Sanders is scheduled to speak in Louisville, Kentucky, Sunday. He planned to visit Morgantown, West Virginia, Monday, but plans to visit the Mountain State have since been canceled.
His detailed climate plan released Thursday calls climate change “the single greatest challenge facing our country.”
Like many of the 2020 Democratic presidential candidates, Sanders supports a “Green New Deal” to move the country from fossil fuels to renewable energy by 2030.
Sanders’ climate plan also prioritizes help for those who worked in fossil fuel industries, such as coal miners who would be displaced by that transition.
“Fossil fuel workers have powered the country for more than a century, working in dangerous and precarious jobs to provide for their families,” the plan states. “When we are in the White House, compensation and assistance for displaced workers will come first; the balance sheets of fossil fuel corporations and billionaire investors will come last.”
The plan calls for $16.3 trillion in direct public investment and claims 20 million jobs would be created while solving the climate crisis.
More than $1 trillion would be used to assist displaced miners and other workers. Sanders’ plan would provide up to five years of unemployment insurance for displaced workers and guarantee new jobs would pay comparable wages. Displaced miners would be eligible for housing assistance, job training and health care.

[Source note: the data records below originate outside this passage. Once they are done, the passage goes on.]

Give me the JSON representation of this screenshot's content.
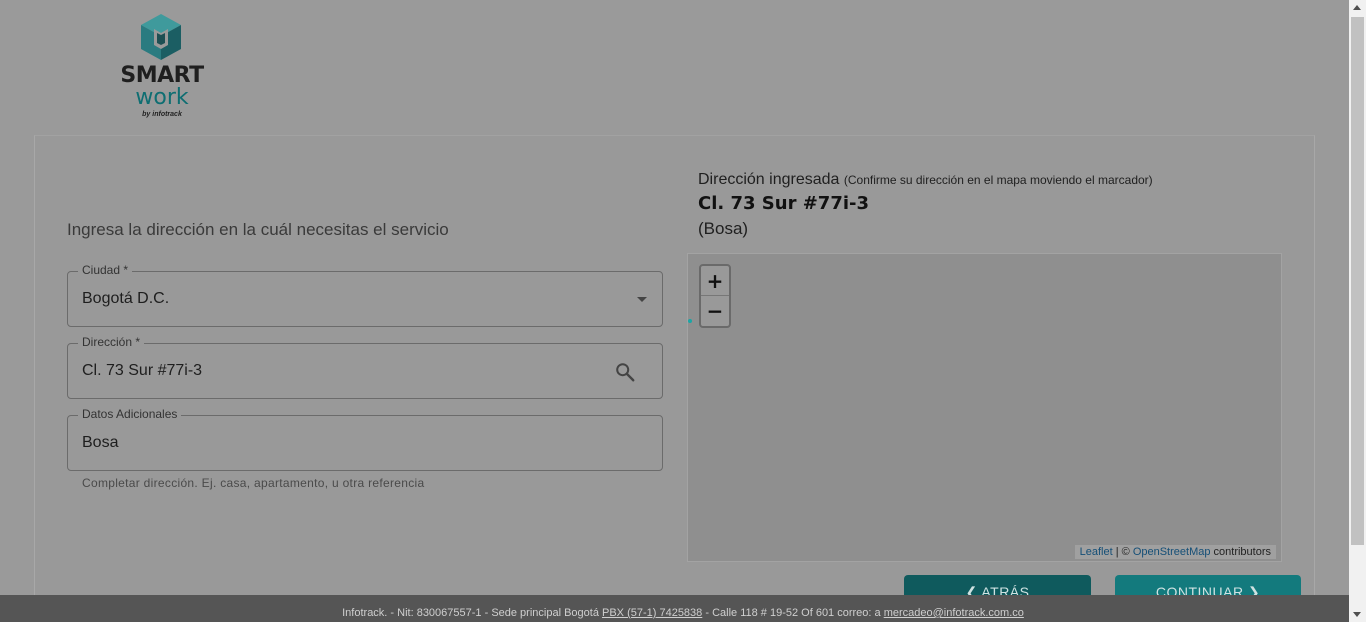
{
  "logo": {
    "brand_line1": "SMART",
    "brand_line2": "work",
    "byline": "by infotrack"
  },
  "form": {
    "title": "Ingresa la dirección en la cuál necesitas el servicio",
    "ciudad": {
      "label": "Ciudad *",
      "value": "Bogotá D.C."
    },
    "direccion": {
      "label": "Dirección *",
      "value": "Cl. 73 Sur #77i-3"
    },
    "datos": {
      "label": "Datos Adicionales",
      "value": "Bosa",
      "helper": "Completar dirección. Ej. casa, apartamento, u otra referencia"
    }
  },
  "address": {
    "heading": "Dirección ingresada",
    "hint": "(Confirme su dirección en el mapa moviendo el marcador)",
    "main": "Cl. 73 Sur #77i-3",
    "sub": "(Bosa)"
  },
  "map": {
    "zoom_in": "+",
    "zoom_out": "−",
    "attribution_leaflet": "Leaflet",
    "attribution_sep": " | © ",
    "attribution_osm": "OpenStreetMap",
    "attribution_suffix": " contributors"
  },
  "buttons": {
    "back": "❮ ATRÁS",
    "next": "CONTINUAR ❯"
  },
  "footer": {
    "text1": "Infotrack. - Nit: 830067557-1 - Sede principal Bogotá  ",
    "phone": "PBX (57-1) 7425838",
    "text2": "  - Calle 118 # 19-52 Of 601   correo: a ",
    "email": "mercadeo@infotrack.com.co"
  },
  "colors": {
    "brand_teal": "#0e6e72",
    "button_back": "#0f5a5d",
    "button_next": "#137a7d"
  }
}
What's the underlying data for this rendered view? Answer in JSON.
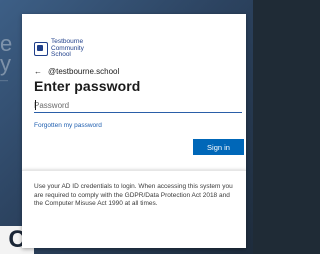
{
  "background": {
    "side_text_lines": [
      "e",
      "y",
      "—"
    ],
    "corner_letter": "C"
  },
  "brand": {
    "logo_lines": [
      "Testbourne",
      "Community",
      "School"
    ]
  },
  "login": {
    "identity": "@testbourne.school",
    "back_icon": "arrow-left-icon",
    "title": "Enter password",
    "password_placeholder": "Password",
    "forgot_link": "Forgotten my password",
    "signin_label": "Sign in"
  },
  "notice": {
    "text": "Use your AD ID credentials to login. When accessing this system you are required to comply with the GDPR/Data Protection Act 2018 and the Computer Misuse Act 1990 at all times."
  },
  "colors": {
    "accent": "#0067b8",
    "link": "#1f5fb0",
    "brand": "#1f3f8a"
  }
}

Chris Woolery is with the eastern Kentucky nonprofit the Mountain Association for Community Economic Development, or MACED. He said Sanders’ proposal is comprehensive and speaks to the challenges communities in eastern Kentucky are facing.
“We are in the middle of a transition, whether we want it or not,” he said. “I think the most important thing is how do we manage that? And how do we care for the people that are most affected?”
Carl Shoupe, a retired Kentucky coal miner and energy transition activist, said Sanders’ emphasis on ensuring a “just transition” for those who worked in fossil fuel industries has also opened the door for other Democratic presidential hopefuls to do the same.
“By Bernie’s tremendous efforts in these issues, you know, he’s got a lot of people talking about this now,” he said. “We’re just excited that people are talking about this just transition.”
Sanders’ plan faces opposition from both the mining industry and labor. The head of the United Mine Workers of America calls its goals “almost impossible.”
Sanders is not the first candidate to outline ways to address the needs of coal-impacted communities as the country shifts away from fossil fuels.
Former Vice President Joe Biden, New York Sen. Kirsten Gillibrand, and former hedge fund manager and activist Tom Steyer have put forward in-depth policy suggestions to address coal miners displaced by the transition away from fossil fuels. Other candidates, including Massachusetts Sen. Elizabeth Warren and former Texas Rep. Beto O’Rourke, include suggestions in their climate proposals that would support displaced workers and coal-impacted communities.